Mon dernier billet présentait une
vision de la laïcité, une vision que certains trouveront, ont même trouvé
restrictive. Et j'ai en particulier un contradicteur (voir mon blog jumeau sur l'obs) (en la personne de Nolats)
qui, si je l'ai bien compris, m'explique que compte tenu d'une diversité
observable, il faut pour promouvoir le vivre ensemble dans un cadre national,
prendre en compte cela et, tout en fixant des limites permettre à d'autres
sensibilités, en fait d'autres valeurs que les nôtres traditionnelles, de
s'exprimer. En fait c'est ce qu'on appelle les accommodements raisonnables qui
ne le sont évidemment pas. On voit d'ailleurs que les limites proposées par
notre aimable contradicteur sont déjà largement dépassées, assez souvent ou
ponctuellement, quand il parle de l'abattage rituel ou des menus de
substitution. De fait il se place entre les adeptes du multiculturalisme et ma
position.
Simultanément à cette discussion,
tournant il est vrai au dialogue de sourds, sans doute parce que nos acceptations
de la nation sont différentes, ainsi d'ailleurs que celles de la laïcité, se
développe à un tout autre niveau une polémique ouverte il y a quelque temps,
suite à l'appréciation peu élogieuse du rapporteur de l'observatoire de la
laïcité d'une intervention de Elisabeth Badinter nous invitant de cesser
d'avoir peur d'être taxés d'islamophobes et donc à oser réfléchir à ce qui
était encore peu tabou. Notre premier ministre qui vient de se souvenir que cet
observatoire était placé sous son autorité s'est saisi de cette polémique. Lui
et Bianco, président du machin sont donc entrés en conflit, le premier accusant
l'observatoire d'avoir une vision dénaturant la laïcité, le second défendant
son rapporteur et sa boutique, avec sans doute le fromage qui va avec, et
l'indépendance de cette dernière.
On peut observer que dans les
deux cas, le cœur du problème est bien une divergence de vision de la laïcité.
Pauvre laïcité!
D'abord, elle n'a pas vraiment de
chance puisque à la loi de 1905, qui est tellement vague, s'attachant
d'ailleurs surtout à des affaires de patrimoines, que mise à part la séparation
de l'église et de l'Etat, on peut faire dire à peu près ce qu'on veut. Et donc
on a ceux qui voient dans la laïcité un outil de protection du religieux et de
l'expression des croyances s'y rapportant, tandis que d'autres, dont je suis, y
voient plutôt l'instrument d'une protection de la société et des individus
contre les tentatives des religions d'influer sur les modes de vie collectifs.
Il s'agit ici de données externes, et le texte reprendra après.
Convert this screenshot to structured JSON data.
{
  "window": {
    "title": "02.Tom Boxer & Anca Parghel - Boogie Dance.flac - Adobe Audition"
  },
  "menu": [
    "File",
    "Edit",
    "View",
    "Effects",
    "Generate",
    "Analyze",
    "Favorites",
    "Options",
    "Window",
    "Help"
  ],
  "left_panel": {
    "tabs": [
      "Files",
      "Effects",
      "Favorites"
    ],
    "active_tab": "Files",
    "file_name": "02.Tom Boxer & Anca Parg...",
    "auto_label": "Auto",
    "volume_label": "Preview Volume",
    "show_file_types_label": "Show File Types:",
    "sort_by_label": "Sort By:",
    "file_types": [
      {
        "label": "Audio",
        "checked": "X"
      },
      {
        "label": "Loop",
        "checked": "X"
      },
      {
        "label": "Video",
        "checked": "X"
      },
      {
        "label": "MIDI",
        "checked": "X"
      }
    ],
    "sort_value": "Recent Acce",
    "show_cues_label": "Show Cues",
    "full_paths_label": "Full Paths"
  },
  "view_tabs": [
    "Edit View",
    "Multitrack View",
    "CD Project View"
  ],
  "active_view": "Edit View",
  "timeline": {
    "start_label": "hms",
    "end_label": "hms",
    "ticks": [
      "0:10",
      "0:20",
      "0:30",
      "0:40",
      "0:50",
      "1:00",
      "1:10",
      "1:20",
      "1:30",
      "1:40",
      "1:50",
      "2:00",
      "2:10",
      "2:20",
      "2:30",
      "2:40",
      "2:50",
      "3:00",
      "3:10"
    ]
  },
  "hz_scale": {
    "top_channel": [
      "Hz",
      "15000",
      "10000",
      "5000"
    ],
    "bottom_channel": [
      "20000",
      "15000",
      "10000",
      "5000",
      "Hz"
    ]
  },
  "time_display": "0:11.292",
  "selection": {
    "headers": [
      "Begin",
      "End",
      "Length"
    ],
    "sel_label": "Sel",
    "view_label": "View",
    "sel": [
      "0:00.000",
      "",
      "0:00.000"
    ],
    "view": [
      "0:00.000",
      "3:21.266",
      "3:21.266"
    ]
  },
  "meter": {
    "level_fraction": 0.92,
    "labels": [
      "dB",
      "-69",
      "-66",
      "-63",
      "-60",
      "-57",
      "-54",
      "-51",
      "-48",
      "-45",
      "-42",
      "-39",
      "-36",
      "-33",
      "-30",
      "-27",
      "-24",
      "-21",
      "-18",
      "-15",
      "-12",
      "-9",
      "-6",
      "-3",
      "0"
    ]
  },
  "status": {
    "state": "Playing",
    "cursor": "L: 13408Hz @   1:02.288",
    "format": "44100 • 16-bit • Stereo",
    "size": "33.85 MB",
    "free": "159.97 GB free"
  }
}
Pour être davantage précis sur ma conception de la chose, la laïcité est, à mon
sens, le prolongement du processus d'émancipation de l'individu démarré sous la
Renaissance et confirmé par les Lumières, un bouclier contre le retour toujours
possible, et oserai-je dire sinon probable au moins palpable, d'un
obscurantisme aliénant.
On voit donc qu'évidemment une nouvelle
loi sur la laïcité pourrait être écrite. Cela dit avec les cocos qui nous
gouvernent, il vaut peut-être mieux ne pas s'y risquer. Le mot laïcité ne
figure même pas dans celle de 1905. Et si elle précise que "La République assure la liberté de
conscience. Elle garantit le libre exercice des cultes sous les seules
restrictions édictées ci-après dans l'intérêt de l'ordre public.", ce
qui peut se rapporter à cela dans la suite de la loi ne concerne que les lieux
de culte dans son titre V portant sur la police des cultes réaffirmant la
possibilité de surveillance de la part des autorités sur ce qui s'y passe et
l'interdiction de tenir dans ces lieux des propos d'ordre politique. On voit
avec quel bonheur ces deux dispositions ont été respectées ces dernières
années!!!
Certes on pourrait se contenter
de cela et en déduire que le libre exercice des cultes ça se passe dans les
lieux prévus à cet effet, et là uniquement quand on est dans l'espace public.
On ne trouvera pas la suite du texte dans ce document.